Als die ersten Flüchtlinge aus Aleppo in Latakia Zuflucht suchten, machte sich die Kunstpädagogin, die an einer Privatschule unterrichtete, eines "Vergehens" schuldig: "Ich habe den Flüchtlingen geholfen, Nichts Großes, ich habe nur mal etwas zu Essen vorbeigebracht und solche Dinge. Das hat aber wohl einigen nicht gefallen." Die Folge: Helda Kutish bekam per Mail und auf dem Handy Morddrohungen, die immer massiver wurden.
Flucht voller Gefahren
"Da wusste ich. Ich muss hier weg, mein Leben ist in akuter Gefahr", sagt Helda Kutish. Gegen Ende des Jahres 2015 ließ sie ihren Mann und die beiden Kinder zurück und trat in einer Gruppe die Flucht nach Europa an - eine Flucht, die strapaziös und nicht wenigere gefährlich war, als die Situation daheim. Die Syrerin hatte während ihres Studiums die Kunst aus Deutschland und vor allem den Niederlanden besonders zu schätzen gelernt - daher waren die Niederlande zunächst auch ihr Ziel.

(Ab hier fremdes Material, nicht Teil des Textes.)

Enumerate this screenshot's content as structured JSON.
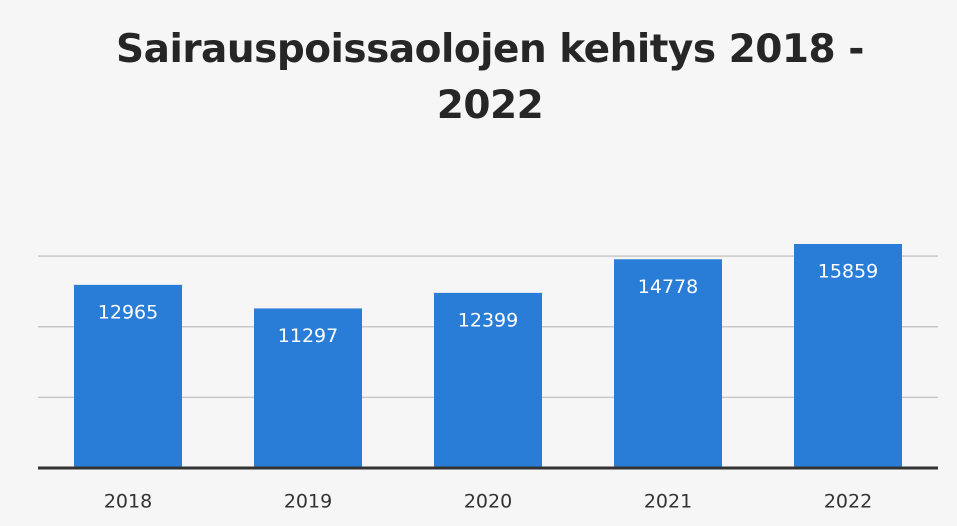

Dann jedoch ein Schlüsselerlebnis: "Ich stieg am Kölner Hauptbahnhof aus dem Zug, blickte auf den Dom und es verschlug mit fast den Atem: Was für ein beeindruckendes, majestätisches Gebäude! Da beschloss ich spontan: In diesem Land will ich bleiben", so die Künstlerin. Sie hat ihre Religion nie abgelegt, aber trotzdem auch eine besondere Affinität zu Kirchen entwickelt - was ein Grund für die jetzige Versteigerungsaktion sein dürfte.
Allein in der Fremde
Über Stationen in Dortmund und Lippstadt kam Helda Kutish im November 2015 nach Ratingen. "Ich war nach meiner Flucht erst einmal völlig erschöpft und fühlte mich leer", berichtet die Künstlerin. Auch die Situation in der Ratinger Unterkunft mit vielen Menschen aus aller Herren Länder bedrückte sie. "Außerdem hatte ich Angst, mich allzu weit von der Unterkunft zu entfernen, weil ich befürchtete, nicht mehr zurück zu finden."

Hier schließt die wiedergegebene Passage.